The salary limit separating those who get overtime and those who don't was increased to $455 in 2004 during the Bush administration. At the time, it hadn't been increased since the mid-1970s.

"What we know right now is the threshold has been eroded by inflation, and there 3.1 million people who, if the threshold had kept up just with inflation, would automatically be covered by overtime provisions," said Betsey Stevenson, a member of Obama's Council of Economic Advisers.

Overtime and minimum wage rules are set by law in the Fair Labor Standards Act that Congress originally passed in 1938. The law gives the administration some leeway to define the rules through regulations.

The law requires most workers to be paid overtime that is 1.5 times their regular wages if they work more than 40 hours per week. The law allows exemptions for executives, managers and professional workers and sets the salary threshold above which workers don't have to get overtime pay. The law also gives employers leeway to define workers as supervisors, and thus ineligible for overtime, even if they spend much of their work day performing non-supervisory work.

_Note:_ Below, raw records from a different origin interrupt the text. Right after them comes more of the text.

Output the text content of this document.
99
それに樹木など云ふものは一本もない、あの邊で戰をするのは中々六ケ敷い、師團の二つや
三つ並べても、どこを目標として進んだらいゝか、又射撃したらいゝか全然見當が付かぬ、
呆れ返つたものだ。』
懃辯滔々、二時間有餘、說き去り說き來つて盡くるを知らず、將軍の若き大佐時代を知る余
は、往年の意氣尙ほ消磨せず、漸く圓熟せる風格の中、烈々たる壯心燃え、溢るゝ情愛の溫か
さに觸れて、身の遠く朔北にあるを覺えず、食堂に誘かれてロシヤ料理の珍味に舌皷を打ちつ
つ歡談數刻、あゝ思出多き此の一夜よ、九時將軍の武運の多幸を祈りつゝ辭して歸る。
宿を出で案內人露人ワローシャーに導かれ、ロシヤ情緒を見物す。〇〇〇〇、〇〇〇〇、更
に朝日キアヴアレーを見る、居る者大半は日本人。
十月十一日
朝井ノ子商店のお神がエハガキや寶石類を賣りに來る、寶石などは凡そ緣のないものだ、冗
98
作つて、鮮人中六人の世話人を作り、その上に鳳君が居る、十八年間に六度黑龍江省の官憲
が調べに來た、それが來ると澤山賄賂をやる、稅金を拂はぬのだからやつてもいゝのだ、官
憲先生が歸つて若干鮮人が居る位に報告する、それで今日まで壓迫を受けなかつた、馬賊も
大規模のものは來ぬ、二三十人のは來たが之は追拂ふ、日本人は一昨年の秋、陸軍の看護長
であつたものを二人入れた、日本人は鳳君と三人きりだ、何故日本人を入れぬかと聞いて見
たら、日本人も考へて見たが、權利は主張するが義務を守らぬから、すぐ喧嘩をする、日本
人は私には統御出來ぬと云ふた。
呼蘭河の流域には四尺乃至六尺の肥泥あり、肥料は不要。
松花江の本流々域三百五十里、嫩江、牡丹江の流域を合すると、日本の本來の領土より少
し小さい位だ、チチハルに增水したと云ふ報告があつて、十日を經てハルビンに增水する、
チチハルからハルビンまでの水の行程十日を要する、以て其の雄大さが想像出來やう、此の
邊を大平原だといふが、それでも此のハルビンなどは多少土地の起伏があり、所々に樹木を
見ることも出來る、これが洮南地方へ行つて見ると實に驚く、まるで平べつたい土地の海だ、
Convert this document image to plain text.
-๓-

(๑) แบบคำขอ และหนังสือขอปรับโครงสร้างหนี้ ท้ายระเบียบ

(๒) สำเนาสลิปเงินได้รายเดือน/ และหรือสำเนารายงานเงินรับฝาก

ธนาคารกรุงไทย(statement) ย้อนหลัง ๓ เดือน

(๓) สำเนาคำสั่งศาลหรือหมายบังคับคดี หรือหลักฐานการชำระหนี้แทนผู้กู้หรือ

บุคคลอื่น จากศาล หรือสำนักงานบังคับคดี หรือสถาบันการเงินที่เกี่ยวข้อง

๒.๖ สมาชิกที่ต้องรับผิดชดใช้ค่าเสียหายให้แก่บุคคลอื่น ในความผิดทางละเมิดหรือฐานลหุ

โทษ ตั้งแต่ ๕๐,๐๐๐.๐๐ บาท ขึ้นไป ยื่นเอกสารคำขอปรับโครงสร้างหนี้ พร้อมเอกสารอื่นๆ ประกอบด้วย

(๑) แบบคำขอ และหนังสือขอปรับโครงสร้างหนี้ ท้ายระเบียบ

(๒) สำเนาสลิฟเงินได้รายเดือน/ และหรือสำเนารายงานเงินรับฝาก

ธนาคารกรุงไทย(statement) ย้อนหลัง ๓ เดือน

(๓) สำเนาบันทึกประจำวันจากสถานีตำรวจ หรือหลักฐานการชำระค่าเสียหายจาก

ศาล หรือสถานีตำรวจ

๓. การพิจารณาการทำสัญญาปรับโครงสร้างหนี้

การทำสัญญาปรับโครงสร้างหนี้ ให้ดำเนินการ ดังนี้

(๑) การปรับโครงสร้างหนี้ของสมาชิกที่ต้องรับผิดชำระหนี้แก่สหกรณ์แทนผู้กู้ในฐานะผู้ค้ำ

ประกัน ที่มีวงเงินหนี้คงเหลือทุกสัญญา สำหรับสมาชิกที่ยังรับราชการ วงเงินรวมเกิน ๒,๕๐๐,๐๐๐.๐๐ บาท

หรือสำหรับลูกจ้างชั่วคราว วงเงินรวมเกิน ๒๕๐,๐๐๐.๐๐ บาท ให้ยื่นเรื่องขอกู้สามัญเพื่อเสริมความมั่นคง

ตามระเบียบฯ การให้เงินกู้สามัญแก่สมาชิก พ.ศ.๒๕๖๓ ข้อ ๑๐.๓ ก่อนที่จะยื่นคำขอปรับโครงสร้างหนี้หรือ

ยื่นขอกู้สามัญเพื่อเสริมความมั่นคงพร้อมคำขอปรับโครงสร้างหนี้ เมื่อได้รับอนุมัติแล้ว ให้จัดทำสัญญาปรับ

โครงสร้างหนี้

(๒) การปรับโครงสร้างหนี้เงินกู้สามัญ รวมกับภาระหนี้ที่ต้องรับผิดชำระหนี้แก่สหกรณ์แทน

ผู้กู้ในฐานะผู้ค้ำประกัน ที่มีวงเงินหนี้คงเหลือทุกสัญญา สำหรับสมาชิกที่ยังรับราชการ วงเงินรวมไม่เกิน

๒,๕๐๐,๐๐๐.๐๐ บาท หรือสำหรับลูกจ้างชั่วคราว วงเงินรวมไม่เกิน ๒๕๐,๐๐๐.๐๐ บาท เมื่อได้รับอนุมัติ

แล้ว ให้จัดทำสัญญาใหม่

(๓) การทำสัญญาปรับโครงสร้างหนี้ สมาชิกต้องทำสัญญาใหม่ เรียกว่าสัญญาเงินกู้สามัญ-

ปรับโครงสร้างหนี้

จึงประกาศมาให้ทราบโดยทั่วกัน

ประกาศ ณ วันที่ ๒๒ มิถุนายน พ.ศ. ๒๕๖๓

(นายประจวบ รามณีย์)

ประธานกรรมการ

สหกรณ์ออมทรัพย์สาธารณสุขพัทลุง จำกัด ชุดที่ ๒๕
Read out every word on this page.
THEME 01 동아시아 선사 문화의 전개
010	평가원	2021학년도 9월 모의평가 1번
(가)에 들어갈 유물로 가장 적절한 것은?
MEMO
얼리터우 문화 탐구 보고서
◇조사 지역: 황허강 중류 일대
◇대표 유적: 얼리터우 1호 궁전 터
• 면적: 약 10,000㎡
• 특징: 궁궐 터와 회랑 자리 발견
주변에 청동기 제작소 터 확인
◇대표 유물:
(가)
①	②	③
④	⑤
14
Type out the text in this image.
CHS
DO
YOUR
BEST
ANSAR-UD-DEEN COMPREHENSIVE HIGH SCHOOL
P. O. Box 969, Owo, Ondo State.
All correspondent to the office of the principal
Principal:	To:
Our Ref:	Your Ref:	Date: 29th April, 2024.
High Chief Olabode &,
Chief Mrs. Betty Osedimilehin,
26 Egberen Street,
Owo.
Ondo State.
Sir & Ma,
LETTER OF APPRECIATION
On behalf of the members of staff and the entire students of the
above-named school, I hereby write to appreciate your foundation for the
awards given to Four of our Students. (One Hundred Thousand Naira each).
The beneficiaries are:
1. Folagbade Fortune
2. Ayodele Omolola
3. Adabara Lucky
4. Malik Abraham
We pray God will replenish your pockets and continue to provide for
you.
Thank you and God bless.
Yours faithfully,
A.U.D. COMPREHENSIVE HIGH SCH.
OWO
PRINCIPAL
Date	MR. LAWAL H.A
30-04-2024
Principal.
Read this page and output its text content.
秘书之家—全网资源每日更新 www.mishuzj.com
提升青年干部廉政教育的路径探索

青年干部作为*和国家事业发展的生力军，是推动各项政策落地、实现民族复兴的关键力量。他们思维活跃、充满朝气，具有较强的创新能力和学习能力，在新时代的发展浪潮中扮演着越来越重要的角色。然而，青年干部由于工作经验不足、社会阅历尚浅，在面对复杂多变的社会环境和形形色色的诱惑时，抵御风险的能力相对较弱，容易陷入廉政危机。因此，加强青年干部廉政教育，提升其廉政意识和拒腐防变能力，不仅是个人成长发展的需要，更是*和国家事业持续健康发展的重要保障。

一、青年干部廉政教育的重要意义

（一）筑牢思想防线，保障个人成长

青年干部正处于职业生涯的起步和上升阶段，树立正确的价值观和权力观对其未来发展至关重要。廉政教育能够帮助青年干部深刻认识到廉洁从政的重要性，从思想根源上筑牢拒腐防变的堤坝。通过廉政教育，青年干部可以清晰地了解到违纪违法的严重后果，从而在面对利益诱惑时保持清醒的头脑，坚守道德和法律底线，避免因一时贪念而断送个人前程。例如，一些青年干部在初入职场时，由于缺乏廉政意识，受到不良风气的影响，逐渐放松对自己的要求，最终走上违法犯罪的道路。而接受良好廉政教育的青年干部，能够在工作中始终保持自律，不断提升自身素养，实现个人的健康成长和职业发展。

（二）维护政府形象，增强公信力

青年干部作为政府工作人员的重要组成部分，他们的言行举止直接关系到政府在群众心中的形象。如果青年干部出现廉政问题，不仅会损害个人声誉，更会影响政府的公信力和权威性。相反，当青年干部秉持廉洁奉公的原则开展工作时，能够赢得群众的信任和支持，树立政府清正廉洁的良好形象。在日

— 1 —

New rules would likely establish a minimum amount of managerial duties that a worker would have to carry out to be exempt from overtime.

While the White House would not say what threshold it was considering, economists allied with the White House have proposed doubling the current limit to nearly $1,000 a week, or about $52,000 a year, which, when adjusted to inflation would make it similar to what the threshold was in 1976.

Ross Eisenbrey, the vice president of the liberal Economic Policy Institute, said there are about 10 million more workers who would qualify for overtime under that higher threshold. But he said not all work overtime and he estimated that such an increase would more than likely actually affect about 5 million salaried workers.

The current salary limit —equal to $23,660 a year —is below the poverty level for a family of four. "It's so far from being an executive salary as to be a joke," Eisenbrey said.

Business groups said any forced increase in wages has consequences that could affect employment, prices and the survival of certain companies which, they said, already have to comply with requirements of a new health care law.

"Similar to minimum wage, these changes in overtime rules will fall most harshly on small and medium sized businesses, who are already trying to figure out the impact of Obamacare on them," said Marc Freedman, executive director of Labor Law Policy for the U.S. Chamber of Commerce. "

Keith Koenig, president of City Furniture, which owns 10 Ashley Furniture HomeStores in Florida, says a new threshold of $800 would cost him several hundred thousand dollars more in overtime. He said he would have to tell affected workers that they couldn't work more than 40 hours a week.

"I can't afford to pay them time and a half. It breaks my budget," he says.

AFL-CIO President Richard Trumka said that Wall Street executives benefited from a 15 percent increase in bonuses last year.

"Americans are fed up with Wall Street," he said, yet more hopeful than we've been in a generation that real efforts to raise wages are being put in place."